Betrog ein Landarzt die Krankenkassen um Millionen?
Leipzig - Seit mehr als sieben Jahren ermittelt die Leipziger Staatsanwaltschaft gegen ein Netzwerk von Ärzten aus dem Umland der Messestadt Leipzig, die bei der Abrechnung medizinischer Leistungen die Kassenärztliche Vereinigung Sachsen (KVS) in Größenordnungen betrogen haben sollen. Am Donnerstag begann am Landgericht der erste Prozess. Es geht um 2,17 Millionen Euro.
Schmerztherapeut Dr. Andreas S. (54) gehört zu einer angesehenen Mediziner-Dynastie, die sein Vater zu DDR-Zeiten begründete. Er betreibt eine große Praxis, sowie eine Niederlassung.
Seit 2016 steht der Mediziner im Visier der Staatsanwaltschaft. Ausgelöst wurden die Ermittlungen durch die KVS, die immer wieder Unregelmäßigkeiten in den Abrechnungen festgestellt hatte.
Seit Donnerstag steht der Doktor vor der Wirtschaftsstrafkammer des Landgerichts - angeklagt wegen gewerbsmäßigen Betruges in 17 Fällen und Urkundenfälschung.
Laut Anklage soll er zwischen Januar 2014 und März 2018 medizinische Leistungen im Gesamtwert von 2,47 Millionen Euro abgerechnet haben, obwohl diese weder von ihm selbst noch von den in den Abrechnungen angegebenen Ärzten erbracht wurden.
Stattdessen sollen nichtärztliche Angestellte und Weiterbildungs-Assistenten die Behandlungen vorgenommen haben. Im Eröffnungsbeschluss korrigierte die Kammer die Schadenssumme auf 2,17 Millionen Euro.
Mediziner weisen sämtliche Betrugs-Vorwürfe zurück
Und so soll der Betrug gelaufen sein: Laut Anklage rechnete Andreas S. die Leistungen über die Arztnummern (LANR) von Kollegen ab, die in den genannten Zeiträumen gar nicht für seine Praxen tätig, längerfristig krank oder nur zum Schein angestellt waren.
Letzteres soll auf den pensionierten Allgemeinmediziner Dr. Werner T. (82) zutreffen, der dafür monatlich pauschal 2000 Euro erhalten haben soll.

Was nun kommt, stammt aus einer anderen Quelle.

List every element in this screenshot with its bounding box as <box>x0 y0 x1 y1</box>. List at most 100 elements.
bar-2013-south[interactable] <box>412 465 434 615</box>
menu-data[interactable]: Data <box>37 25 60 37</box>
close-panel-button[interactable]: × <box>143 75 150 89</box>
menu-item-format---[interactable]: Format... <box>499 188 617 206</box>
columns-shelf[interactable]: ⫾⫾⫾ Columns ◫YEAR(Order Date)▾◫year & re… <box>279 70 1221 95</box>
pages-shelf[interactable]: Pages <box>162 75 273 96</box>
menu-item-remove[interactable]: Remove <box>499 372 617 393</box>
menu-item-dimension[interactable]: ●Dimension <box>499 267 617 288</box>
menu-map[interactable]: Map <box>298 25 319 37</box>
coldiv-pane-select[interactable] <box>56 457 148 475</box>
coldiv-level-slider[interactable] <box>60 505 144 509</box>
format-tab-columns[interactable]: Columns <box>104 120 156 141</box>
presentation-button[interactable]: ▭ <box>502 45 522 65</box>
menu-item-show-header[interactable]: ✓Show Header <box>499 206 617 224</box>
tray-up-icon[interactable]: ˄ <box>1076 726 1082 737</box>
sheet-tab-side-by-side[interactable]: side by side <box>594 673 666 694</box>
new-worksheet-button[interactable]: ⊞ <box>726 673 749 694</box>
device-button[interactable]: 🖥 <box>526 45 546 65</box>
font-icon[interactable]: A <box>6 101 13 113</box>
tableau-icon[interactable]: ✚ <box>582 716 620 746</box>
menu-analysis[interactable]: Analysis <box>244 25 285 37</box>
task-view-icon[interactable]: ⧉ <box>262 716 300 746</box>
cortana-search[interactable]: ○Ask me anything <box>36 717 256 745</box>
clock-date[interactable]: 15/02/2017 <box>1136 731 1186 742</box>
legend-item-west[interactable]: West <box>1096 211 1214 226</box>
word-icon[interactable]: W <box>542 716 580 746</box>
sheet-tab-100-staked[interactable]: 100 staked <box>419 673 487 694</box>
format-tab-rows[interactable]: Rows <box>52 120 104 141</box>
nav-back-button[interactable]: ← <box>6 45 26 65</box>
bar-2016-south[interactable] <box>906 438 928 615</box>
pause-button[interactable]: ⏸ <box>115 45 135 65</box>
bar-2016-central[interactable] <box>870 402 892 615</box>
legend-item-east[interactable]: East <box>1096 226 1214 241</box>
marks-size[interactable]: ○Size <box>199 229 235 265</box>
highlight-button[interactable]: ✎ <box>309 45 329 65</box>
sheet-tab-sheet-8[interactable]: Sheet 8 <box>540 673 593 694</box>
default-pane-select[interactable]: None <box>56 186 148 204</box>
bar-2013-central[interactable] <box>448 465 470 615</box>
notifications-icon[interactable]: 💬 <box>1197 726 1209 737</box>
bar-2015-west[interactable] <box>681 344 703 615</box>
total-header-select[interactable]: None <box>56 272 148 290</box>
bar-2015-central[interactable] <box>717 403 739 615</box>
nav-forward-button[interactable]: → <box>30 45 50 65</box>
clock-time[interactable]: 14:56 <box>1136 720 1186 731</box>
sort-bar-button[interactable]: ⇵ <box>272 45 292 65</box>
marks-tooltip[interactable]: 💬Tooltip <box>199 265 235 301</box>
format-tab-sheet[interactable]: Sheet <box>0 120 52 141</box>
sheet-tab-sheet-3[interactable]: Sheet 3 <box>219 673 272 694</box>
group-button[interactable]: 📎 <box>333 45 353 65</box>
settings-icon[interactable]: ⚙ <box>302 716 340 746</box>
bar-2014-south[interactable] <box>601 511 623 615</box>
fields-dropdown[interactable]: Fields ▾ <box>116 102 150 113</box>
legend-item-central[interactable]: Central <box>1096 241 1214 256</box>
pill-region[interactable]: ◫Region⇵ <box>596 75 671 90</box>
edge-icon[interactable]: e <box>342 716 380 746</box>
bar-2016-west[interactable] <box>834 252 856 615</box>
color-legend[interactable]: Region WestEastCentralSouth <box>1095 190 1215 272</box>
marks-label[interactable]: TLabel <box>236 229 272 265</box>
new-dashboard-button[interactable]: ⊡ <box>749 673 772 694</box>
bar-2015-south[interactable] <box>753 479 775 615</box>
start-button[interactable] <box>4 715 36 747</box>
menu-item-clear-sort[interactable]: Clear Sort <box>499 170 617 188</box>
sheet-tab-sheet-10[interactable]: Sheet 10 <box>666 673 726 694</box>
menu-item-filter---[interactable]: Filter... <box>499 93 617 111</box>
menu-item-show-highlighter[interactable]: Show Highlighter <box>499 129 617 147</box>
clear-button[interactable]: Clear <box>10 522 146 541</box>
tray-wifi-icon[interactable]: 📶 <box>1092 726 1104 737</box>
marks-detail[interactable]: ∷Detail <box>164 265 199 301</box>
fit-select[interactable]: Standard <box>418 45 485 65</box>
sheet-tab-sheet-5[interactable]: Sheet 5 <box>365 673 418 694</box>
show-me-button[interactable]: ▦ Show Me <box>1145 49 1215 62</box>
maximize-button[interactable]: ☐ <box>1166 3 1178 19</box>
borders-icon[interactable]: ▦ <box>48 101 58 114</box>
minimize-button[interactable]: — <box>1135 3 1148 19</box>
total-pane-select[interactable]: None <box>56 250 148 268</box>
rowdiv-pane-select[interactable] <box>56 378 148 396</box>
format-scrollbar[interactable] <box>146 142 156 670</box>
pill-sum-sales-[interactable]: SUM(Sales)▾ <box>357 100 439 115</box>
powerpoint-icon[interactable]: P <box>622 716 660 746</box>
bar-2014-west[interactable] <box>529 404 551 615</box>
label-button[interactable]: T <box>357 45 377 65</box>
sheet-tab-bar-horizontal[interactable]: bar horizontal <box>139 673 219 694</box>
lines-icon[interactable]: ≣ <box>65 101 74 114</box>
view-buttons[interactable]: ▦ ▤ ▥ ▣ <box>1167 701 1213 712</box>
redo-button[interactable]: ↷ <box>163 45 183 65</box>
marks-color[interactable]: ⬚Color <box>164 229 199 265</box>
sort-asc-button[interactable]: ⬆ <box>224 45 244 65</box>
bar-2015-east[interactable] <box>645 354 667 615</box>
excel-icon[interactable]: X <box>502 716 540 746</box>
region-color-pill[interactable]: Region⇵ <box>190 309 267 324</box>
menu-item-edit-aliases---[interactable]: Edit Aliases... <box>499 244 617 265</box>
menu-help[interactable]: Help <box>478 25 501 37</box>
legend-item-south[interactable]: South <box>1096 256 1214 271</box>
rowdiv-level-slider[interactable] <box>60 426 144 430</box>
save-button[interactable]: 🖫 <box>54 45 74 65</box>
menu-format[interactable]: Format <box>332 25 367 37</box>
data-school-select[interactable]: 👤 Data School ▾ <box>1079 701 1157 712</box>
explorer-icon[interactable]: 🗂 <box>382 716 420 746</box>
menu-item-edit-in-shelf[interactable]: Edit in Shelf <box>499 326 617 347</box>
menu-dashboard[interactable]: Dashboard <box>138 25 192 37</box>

Er ist wegen Beihilfe zum Betrug angeklagt.
In einer Verteidiger-Erklärung ließen die Mediziner sämtliche Betrugs-Vorwürfe zurückweisen.
Die Leistungen seien ja schließlich erbracht worden, argumentierten die Anwälte und bewerteten die Abrechnungspraxis als legal. Die Kammer hat Verhandlungstage bis Mai anberaumt.